I just recently started playing with the Python NLTK (Natural Language ToolKit) to analyze text. The book Natural Language Processing with Python is available online and is very helpful if you’re just getting started.
At the beginning of the book the examples cover importing and analyzing text (primarily books) that you import from nltk (Getting Started with NLTK). It includes texts like Moby-Dick and Sense and Sensibility.
But you will probably want to analyze a source of your own. For example, I had text from a series of tweets debating political issues. The third chapter (Accessing Text from the Web and from Disk) has the answers:
First you need to turn raw text into tokens:
tokens = word_tokenize(raw)
Next turn your tokens into NLTK text:
text = nltk.Text(tokens)
Now you can treat it like the book examples in chapter 1.
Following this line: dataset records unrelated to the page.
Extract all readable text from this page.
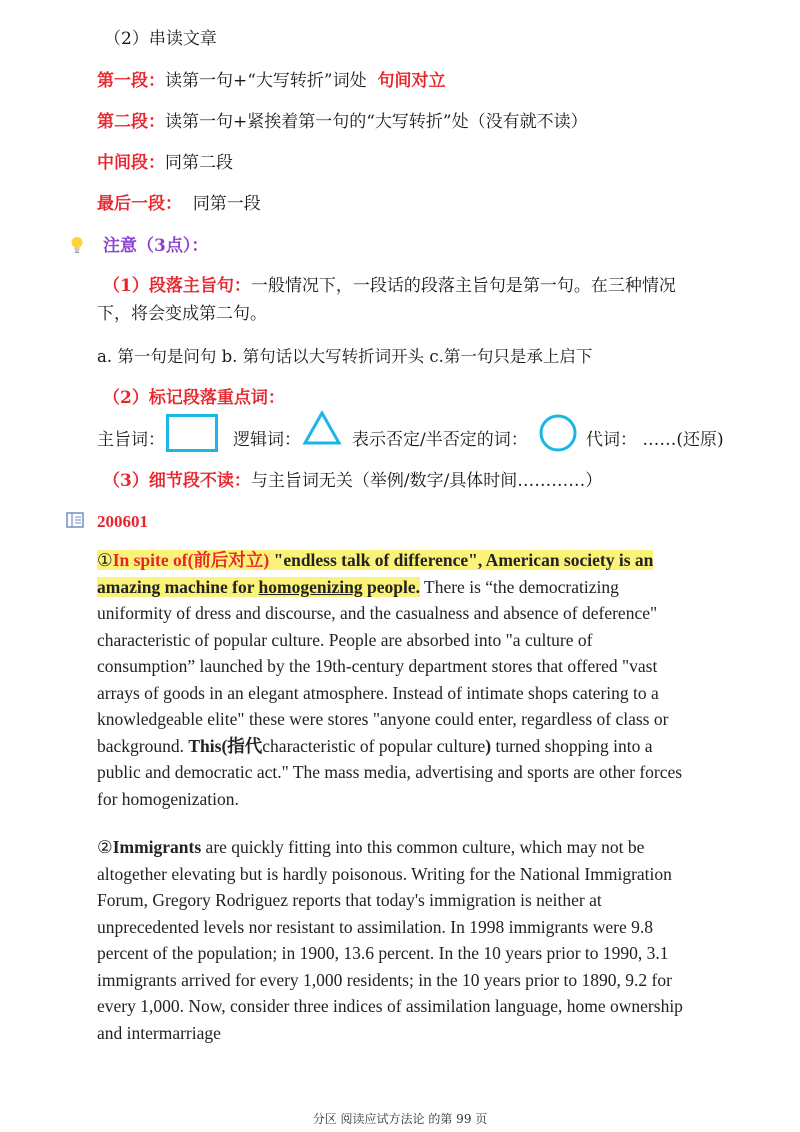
（2）串读文章
第一段：读第一句+“大写转折”词处 句间对立
第二段：读第一句+紧挨着第一句的“大写转折”处（没有就不读）
中间段：同第二段
最后一段： 同第一段
注意（3点）：
（1）段落主旨句：一般情况下，一段话的段落主旨句是第一句。在三种情况
下，将会变成第二句。
a. 第一句是问句 b. 第句话以大写转折词开头 c.第一句只是承上启下
（2）标记段落重点词：
主旨词：	逻辑词：	表示否定/半否定的词： ○ 代词： ……(还原)
（3）细节段不读：与主旨词无关（举例/数字/具体时间…………）
200601
①In spite of(前后对立) "endless talk of difference", American society is an
amazing machine for homogenizing people. There is “the democratizing
uniformity of dress and discourse, and the casualness and absence of deference"
characteristic of popular culture. People are absorbed into "a culture of
consumption” launched by the 19th-century department stores that offered "vast
arrays of goods in an elegant atmosphere. Instead of intimate shops catering to a
knowledgeable elite" these were stores "anyone could enter, regardless of class or
background. This(指代characteristic of popular culture) turned shopping into a
public and democratic act." The mass media, advertising and sports are other forces
for homogenization.
②Immigrants are quickly fitting into this common culture, which may not be
altogether elevating but is hardly poisonous. Writing for the National Immigration
Forum, Gregory Rodriguez reports that today's immigration is neither at
unprecedented levels nor resistant to assimilation. In 1998 immigrants were 9.8
percent of the population; in 1900, 13.6 percent. In the 10 years prior to 1990, 3.1
immigrants arrived for every 1,000 residents; in the 10 years prior to 1890, 9.2 for
every 1,000. Now, consider three indices of assimilation language, home ownership
and intermarriage
分区 阅读应试方法论 的第 99 页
I was analyzing a number number of tweets. One of the things I wanted to do was find common words in the tweets, to see if there were particular keywords that were common.
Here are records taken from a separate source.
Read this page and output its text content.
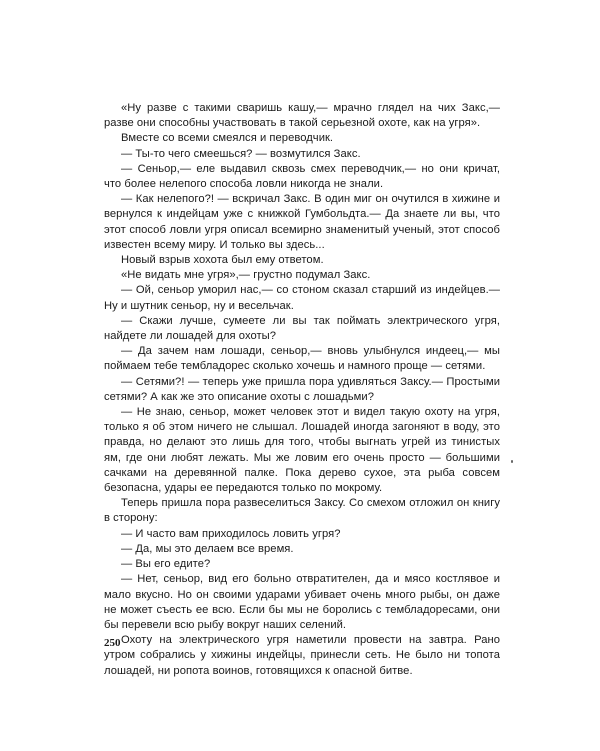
«Ну разве с такими сваришь кашу,— мрачно глядел на чих Закс,— разве они способны участвовать в такой серьезной охоте, как на угря».

Вместе со всеми смеялся и переводчик.

— Ты-то чего смеешься? — возмутился Закс.

— Сеньор,— еле выдавил сквозь смех переводчик,— но они кричат, что более нелепого способа ловли никогда не знали.

— Как нелепого?! — вскричал Закс. В один миг он очутился в хижине и вернулся к индейцам уже с книжкой Гумбольдта.— Да знаете ли вы, что этот способ ловли угря описал всемирно знаменитый ученый, этот способ известен всему миру. И только вы здесь...

Новый взрыв хохота был ему ответом.

«Не видать мне угря»,— грустно подумал Закс.

— Ой, сеньор уморил нас,— со стоном сказал старший из индейцев.— Ну и шутник сеньор, ну и весельчак.

— Скажи лучше, сумеете ли вы так поймать электрического угря, найдете ли лошадей для охоты?

— Да зачем нам лошади, сеньор,— вновь улыбнулся индеец,— мы поймаем тебе тембладорес сколько хочешь и намного проще — сетями.

— Сетями?! — теперь уже пришла пора удивляться Заксу.— Простыми сетями? А как же это описание охоты с лошадьми?

— Не знаю, сеньор, может человек этот и видел такую охоту на угря, только я об этом ничего не слышал. Лошадей иногда загоняют в воду, это правда, но делают это лишь для того, чтобы выгнать угрей из тинистых ям, где они любят лежать. Мы же ловим его очень просто — большими сачками на деревянной палке. Пока дерево сухое, эта рыба совсем безопасна, удары ее передаются только по мокрому.

Теперь пришла пора развеселиться Заксу. Со смехом отложил он книгу в сторону:

— И часто вам приходилось ловить угря?

— Да, мы это делаем все время.

— Вы его едите?

— Нет, сеньор, вид его больно отвратителен, да и мясо костлявое и мало вкусно. Но он своими ударами убивает очень много рыбы, он даже не может съесть ее всю. Если бы мы не боролись с тембладоресами, они бы перевели всю рыбу вокруг наших селений.

Охоту на электрического угря наметили провести на завтра. Рано утром собрались у хижины индейцы, принесли сеть. Не было ни топота лошадей, ни ропота воинов, готовящихся к опасной битве.

250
I was using the Python interpreter for my tests, and I did run into a couple errors with word_tokenize
and later FreqDist
, such as:
>>> fdist1 = FreqDist(text)
Traceback (most recent call last):
File "<stdin>", line 1, in <module>
NameError: name 'FreqDist' is not defined
You can address this by importing the specific libraries:
>>> from nltk import FreqDist
Here are the commands, in order, that I ran to produce my list of common words — in this case, I was looking for words that appeared at least 3 times and that were at least 5 characters long:
>>> import nltk
>>> from nltk import word_tokenize
>>> from nltk import FreqDist
>>> with open("corpus-twitter", "r") as myfile:
... raw = myfile.read().decode("utf8")
>>> tokens = word_tokenize(raw)
>>> text = nltk.Text(tokens)
>>> fdist = FreqDist(text)
>>> sorted(w for w in set(text) if len(w) >= 5 and fdist[w] >= 3)
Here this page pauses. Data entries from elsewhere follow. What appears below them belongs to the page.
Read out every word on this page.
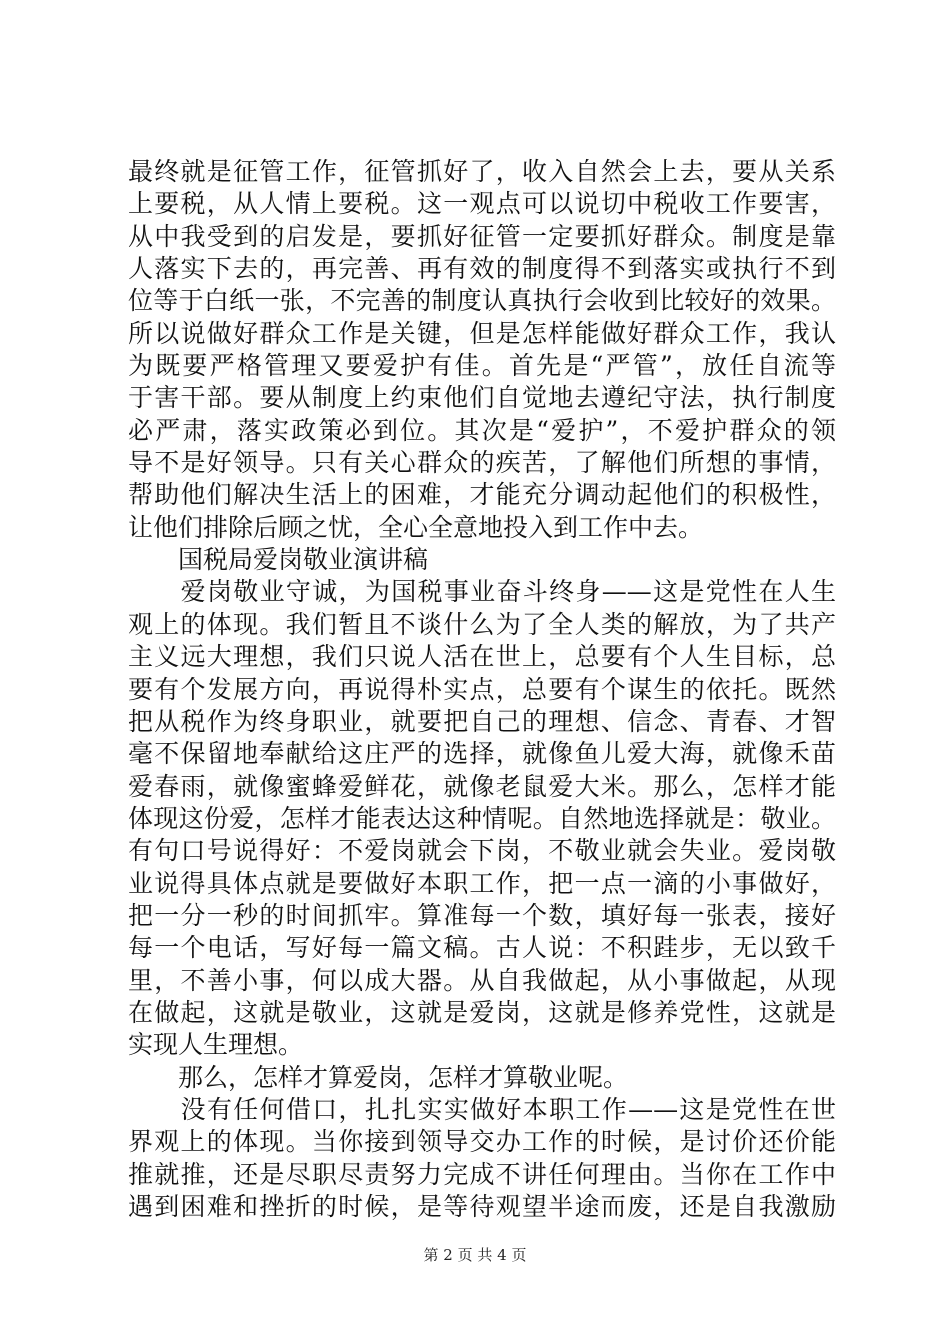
最终就是征管工作，征管抓好了，收入自然会上去，要从关系
上要税，从人情上要税。这一观点可以说切中税收工作要害，
从中我受到的启发是，要抓好征管一定要抓好群众。制度是靠
人落实下去的，再完善、再有效的制度得不到落实或执行不到
位等于白纸一张，不完善的制度认真执行会收到比较好的效果。
所以说做好群众工作是关键，但是怎样能做好群众工作，我认
为既要严格管理又要爱护有佳。首先是“严管”，放任自流等
于害干部。要从制度上约束他们自觉地去遵纪守法，执行制度
必严肃，落实政策必到位。其次是“爱护”，不爱护群众的领
导不是好领导。只有关心群众的疾苦，了解他们所想的事情，
帮助他们解决生活上的困难，才能充分调动起他们的积极性，
让他们排除后顾之忧，全心全意地投入到工作中去。
　　国税局爱岗敬业演讲稿
　　爱岗敬业守诚，为国税事业奋斗终身——这是党性在人生
观上的体现。我们暂且不谈什么为了全人类的解放，为了共产
主义远大理想，我们只说人活在世上，总要有个人生目标，总
要有个发展方向，再说得朴实点，总要有个谋生的依托。既然
把从税作为终身职业，就要把自己的理想、信念、青春、才智
毫不保留地奉献给这庄严的选择，就像鱼儿爱大海，就像禾苗
爱春雨，就像蜜蜂爱鲜花，就像老鼠爱大米。那么，怎样才能
体现这份爱，怎样才能表达这种情呢。自然地选择就是：敬业。
有句口号说得好：不爱岗就会下岗，不敬业就会失业。爱岗敬
业说得具体点就是要做好本职工作，把一点一滴的小事做好，
把一分一秒的时间抓牢。算准每一个数，填好每一张表，接好
每一个电话，写好每一篇文稿。古人说：不积跬步，无以致千
里，不善小事，何以成大器。从自我做起，从小事做起，从现
在做起，这就是敬业，这就是爱岗，这就是修养党性，这就是
实现人生理想。
　　那么，怎样才算爱岗，怎样才算敬业呢。
　　没有任何借口，扎扎实实做好本职工作——这是党性在世
界观上的体现。当你接到领导交办工作的时候，是讨价还价能
推就推，还是尽职尽责努力完成不讲任何理由。当你在工作中
遇到困难和挫折的时候，是等待观望半途而废，还是自我激励
第 2 页 共 4 页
[u'Americans', u'Detroit', u'Please', u'TaxReform', u'Thanks', u'There', u'Trump', u'about', u'against', u'always', u'anyone', u'argument', u'because', u'being', u'believe', u'context', u'could', u'debate', u'defend', u'diluted', u'dollars', u'enough', u'every', u'going', u'happened', u'heard', u'human', u'ideas', u'immigration', u'indefensible', u'logic', u'never', u'opinion', u'people', u'point', u'pragmatic', u'problem', u'problems', u'proposed', u'public', u'question', u'really', u'restricting', u'right', u'saying', u'school', u'scope', u'serious', u'should', u'solution', u'still', u'talking', u'their', u'there', u'think', u'thinking', u'thread', u'times', u'truth', u'trying', u'tweet', u'understand', u'until', u'welfare', u'where', u'world', u'would', u'wrong', u'years', u'yesterday']
It turns out the results weren’t as interesting as I’d hoped. A few interesting items–Detroit for example–but most of the words aren’t surprising given I was looking at tweets around political debate. Perhaps with a larger corpus there would be more stand-out words.